Tools built using voice technology, if coupled with advanced analytics such as intent extraction can significantly augment their functionality beyond merely recognizing what a user is saying. These tap into existing technological developments like NLP and AI to create solutions that help customers navigate and use digital banking platforms confidently and comfortably.
There are two major voice tools that can greatly benefit Indian language users of digital banking services – Chatbots, and IVR (Interactive Voice Response).
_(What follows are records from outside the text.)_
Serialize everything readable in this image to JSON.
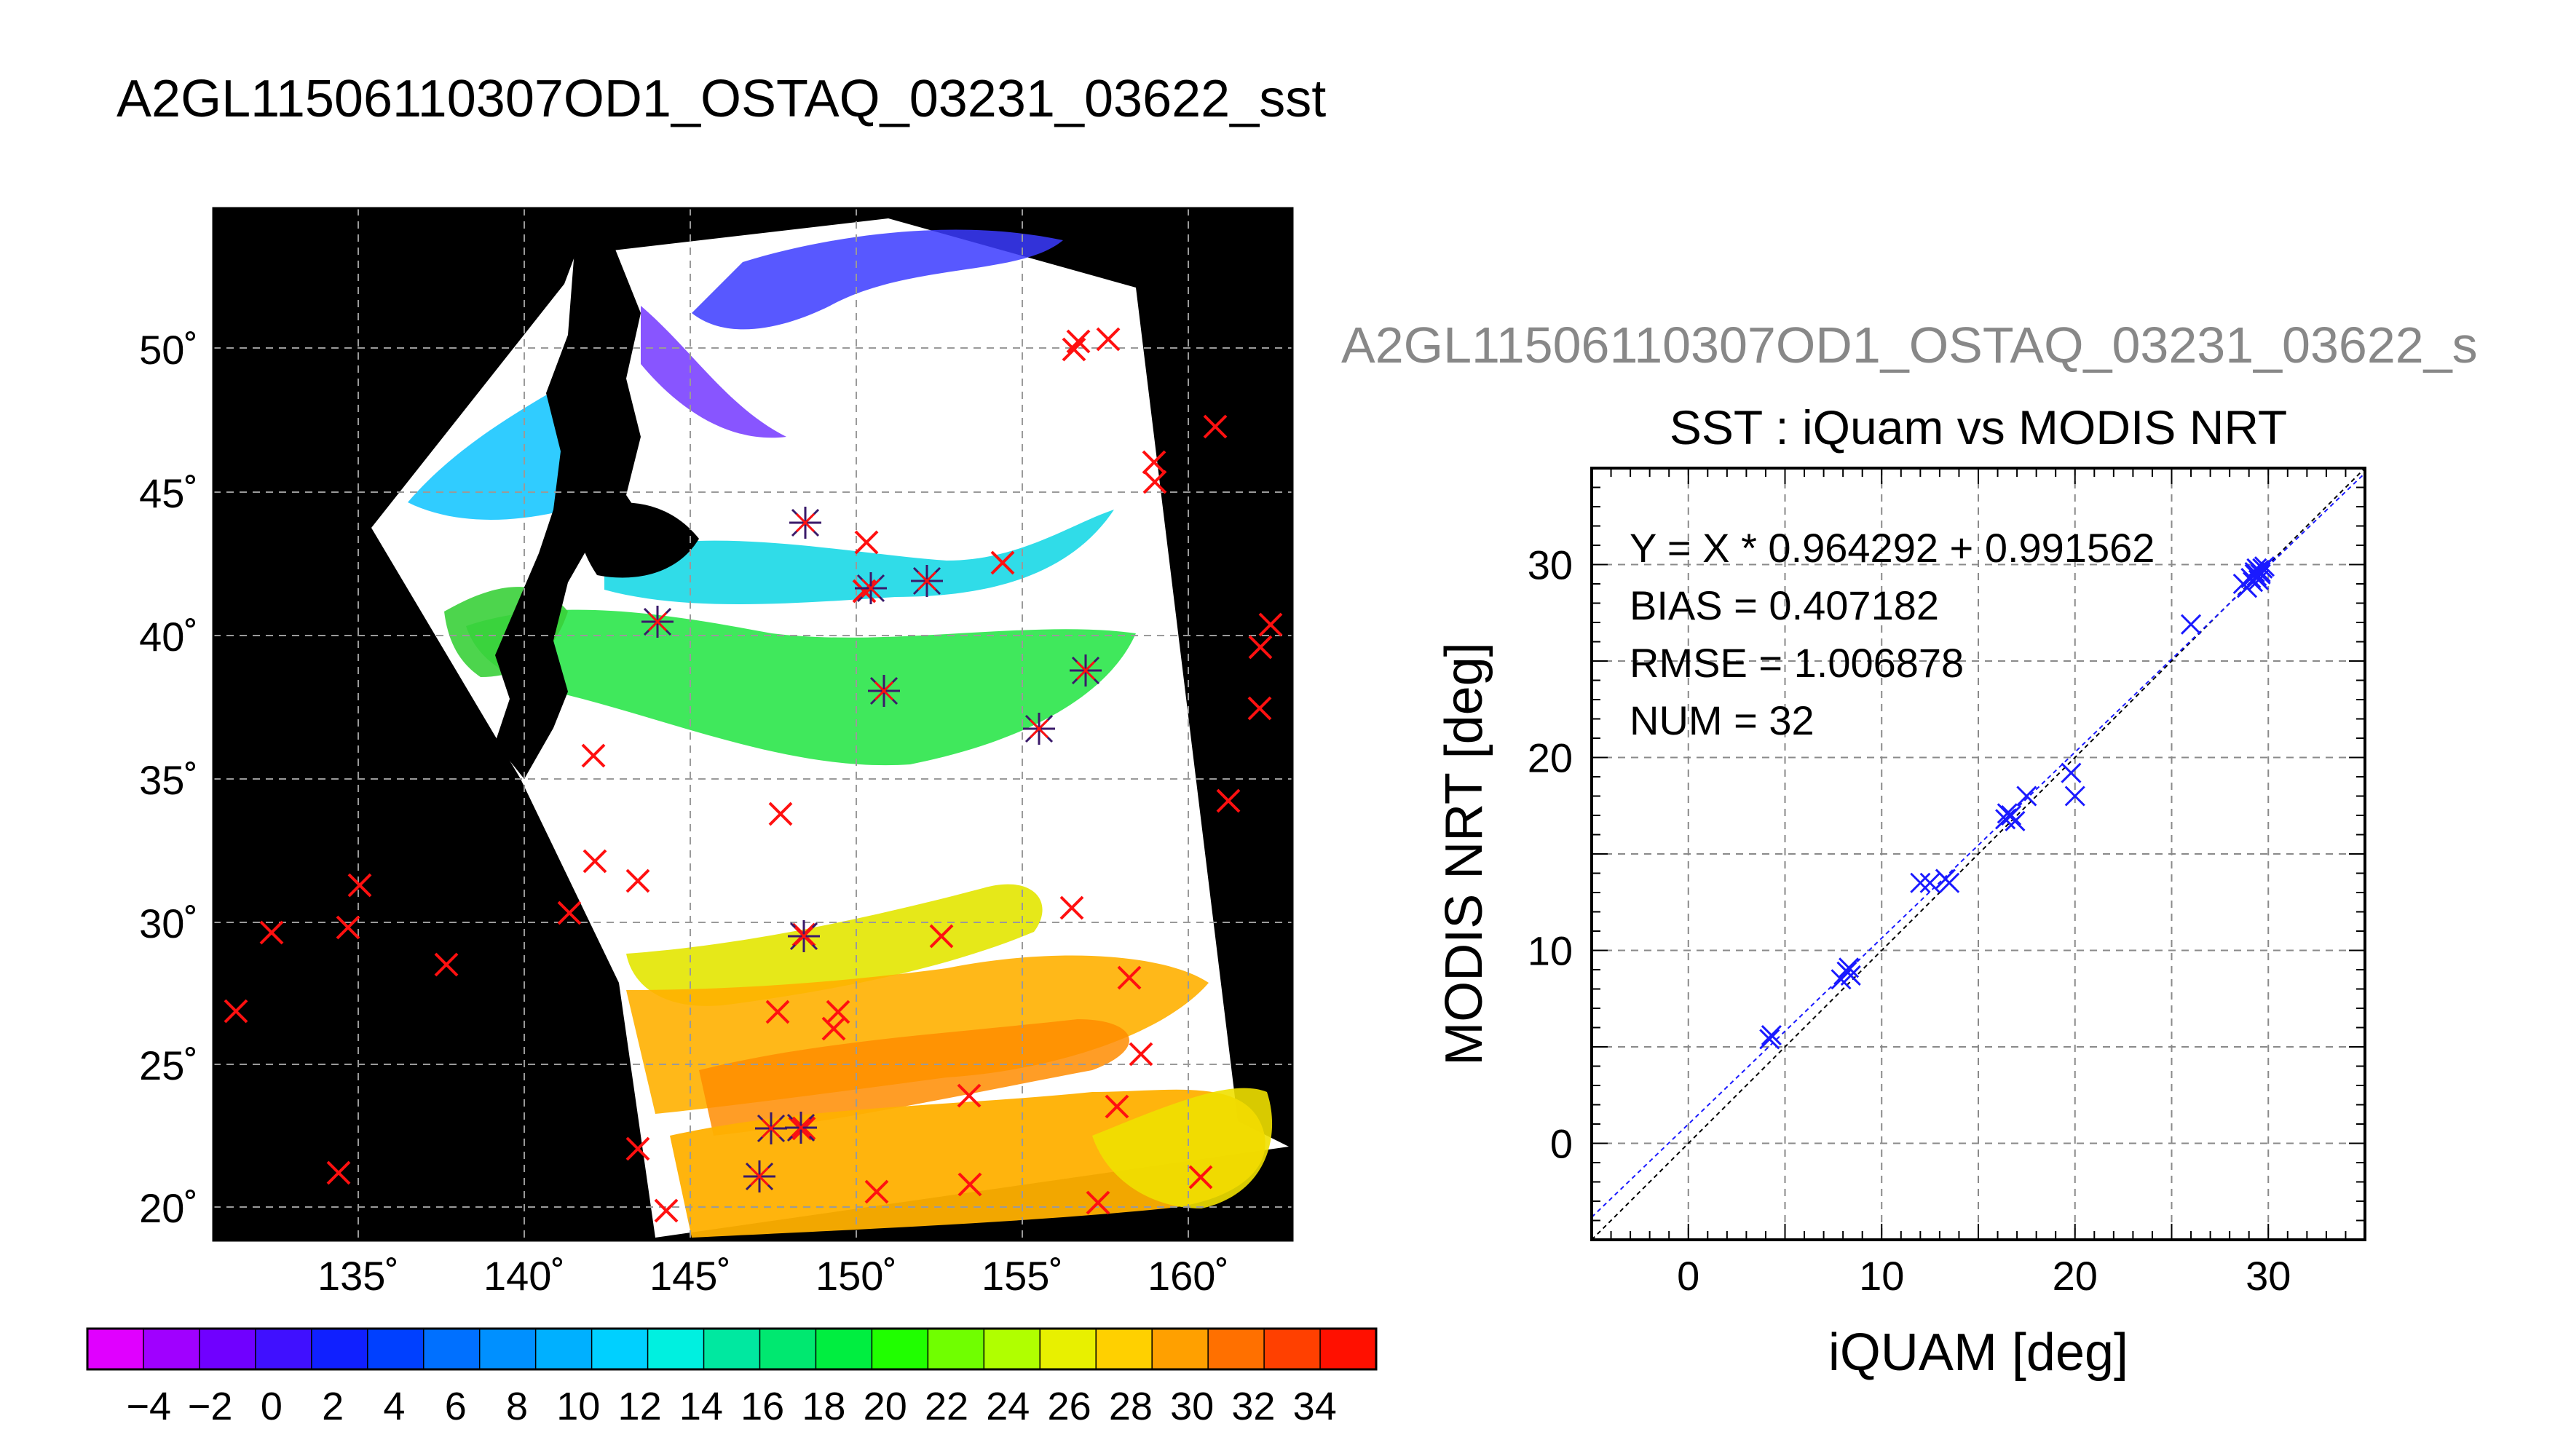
{
  "map_panel": {
    "title": "A2GL11506110307OD1_OSTAQ_03231_03622_sst",
    "lon_ticks": [
      "135˚",
      "140˚",
      "145˚",
      "150˚",
      "155˚",
      "160˚"
    ],
    "lat_ticks": [
      "50˚",
      "45˚",
      "40˚",
      "35˚",
      "30˚",
      "25˚",
      "20˚"
    ],
    "colorbar_labels": [
      "−4",
      "−2",
      "0",
      "2",
      "4",
      "6",
      "8",
      "10",
      "12",
      "14",
      "16",
      "18",
      "20",
      "22",
      "24",
      "26",
      "28",
      "30",
      "32",
      "34"
    ],
    "colorbar_colors": [
      "#e000ff",
      "#a000ff",
      "#7000ff",
      "#4010ff",
      "#1020ff",
      "#0040ff",
      "#0070ff",
      "#0090ff",
      "#00b0ff",
      "#00d0ff",
      "#00f0e0",
      "#00e8a0",
      "#00e870",
      "#00ee40",
      "#20ff00",
      "#70ff00",
      "#b0ff00",
      "#e8f000",
      "#ffd000",
      "#ffa000",
      "#ff7000",
      "#ff4000",
      "#ff1000"
    ]
  },
  "chart_data": {
    "type": "scatter",
    "supertitle": "A2GL11506110307OD1_OSTAQ_03231_03622_s",
    "title": "SST : iQuam vs MODIS NRT",
    "xlabel": "iQUAM [deg]",
    "ylabel": "MODIS NRT [deg]",
    "xlim": [
      -5,
      35
    ],
    "ylim": [
      -5,
      35
    ],
    "xticks": [
      0,
      10,
      20,
      30
    ],
    "yticks": [
      0,
      10,
      20,
      30
    ],
    "grid": true,
    "stats": [
      "Y = X * 0.964292 + 0.991562",
      "BIAS = 0.407182",
      "RMSE = 1.006878",
      "NUM = 32"
    ],
    "fit": {
      "slope": 0.964292,
      "intercept": 0.991562
    },
    "marker_color": "#1a1aff",
    "x": [
      4.2,
      4.3,
      7.9,
      8.2,
      8.4,
      12.0,
      12.5,
      13.3,
      13.5,
      16.4,
      16.7,
      16.9,
      17.5,
      19.8,
      20.0,
      26.0,
      28.7,
      28.9,
      29.1,
      29.3,
      29.4,
      29.5,
      29.6,
      29.7,
      29.6,
      29.2,
      29.4,
      16.5,
      8.3,
      29.8,
      29.5,
      29.3
    ],
    "y": [
      5.4,
      5.6,
      8.5,
      8.9,
      8.7,
      13.5,
      13.5,
      13.7,
      13.5,
      16.8,
      17.0,
      16.7,
      18.0,
      19.2,
      18.0,
      26.9,
      29.0,
      28.8,
      29.3,
      29.6,
      29.8,
      29.7,
      29.6,
      29.8,
      29.5,
      29.1,
      29.4,
      17.1,
      9.1,
      29.9,
      29.2,
      29.5
    ]
  }
}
Voice Tech & Digital Banking
Any banking service such as requesting for a new ATM card or availing Personal loan, availed through an app or site could be a potential use case for voice technology. Customers are bombarded with a variety of questions on their requirements. Where’s the option to choose what they want? How do they eventually arrive at it? It is very confusing and sometimes overwhelming to users coming to digital banking properties for the first time and may create mental block of using the digital banking services in future.
Imagine if these customers could specify their requirements to an automated system that could interpret their queries and guide them through the process of securing a loan or applying for a new debit card, without burdening them with multiple options (ie, a long list of various banking services to choose from) and complex interfaces.
Both chatbots and IVR can help here.
The chatbot approach would be helping customers – in their own language – through potentially complex user flows, helping them arrive at a final action that serves their initial requirement. At every step, a customer can verbally convey their need to the platform, while confirming them with a visual interface. This verbal back and forth continues till the customer is able to confirm and complete their intended action.
An IVR approach to the same issue would be similar. A customer can call service helpline, which then prompts them for what they are looking for. The customer can reply verbally with their desired action, bringing them straight to the next question needed to further the process, without having to select from a large list of options each and every step, something that can take a significant amount of time.
Both of these tools take a process that involves multiple menus and pages and simplifies it to something akin to holding a conversation and selecting the options that apply to customer’s requirements. They address similar customer needs, but work on different channels.
For a customer not used to new-age UI/UX, these tools can remove the element of uncertainty involved, making the process of securing various banking services painless.
Financial Inclusion & The Indic Voice Technology Thrust
It’s an inescapable fact that in this day and age, financial inclusion is ultimately dependent on digital inclusion. While there are over 1.5 lakh bank branches, the number of digital devices in use in India is over 100 crores. The digital front is the latest in platforms to acquire new customers, and bring more and more Indians within the net of organized banking, something that is an integral part of every bank’s mission.
If banks are to woo lakhs of new potential customers, digital is the way to go. As we’ve seen however, primarily Indian language speaking India can’t be treated the same way English language users are.
As we at Reverie have maintained, Indian languages will play an important role in opening up digital banking to India’s masses, including the previously unbanked. In addition, a shared language is essential for banks to build trust with their customers, as well as ensure confidential communications and the like are understood.
Voice technology can be a valuable tool in breaking barriers to adoption and access in banking for a whole new generation of digital Indians. Companies can invest in voice solutions to help serve and accommodate millions of new internet users take advantage of all that banking has to offer them, furthering their own personal development.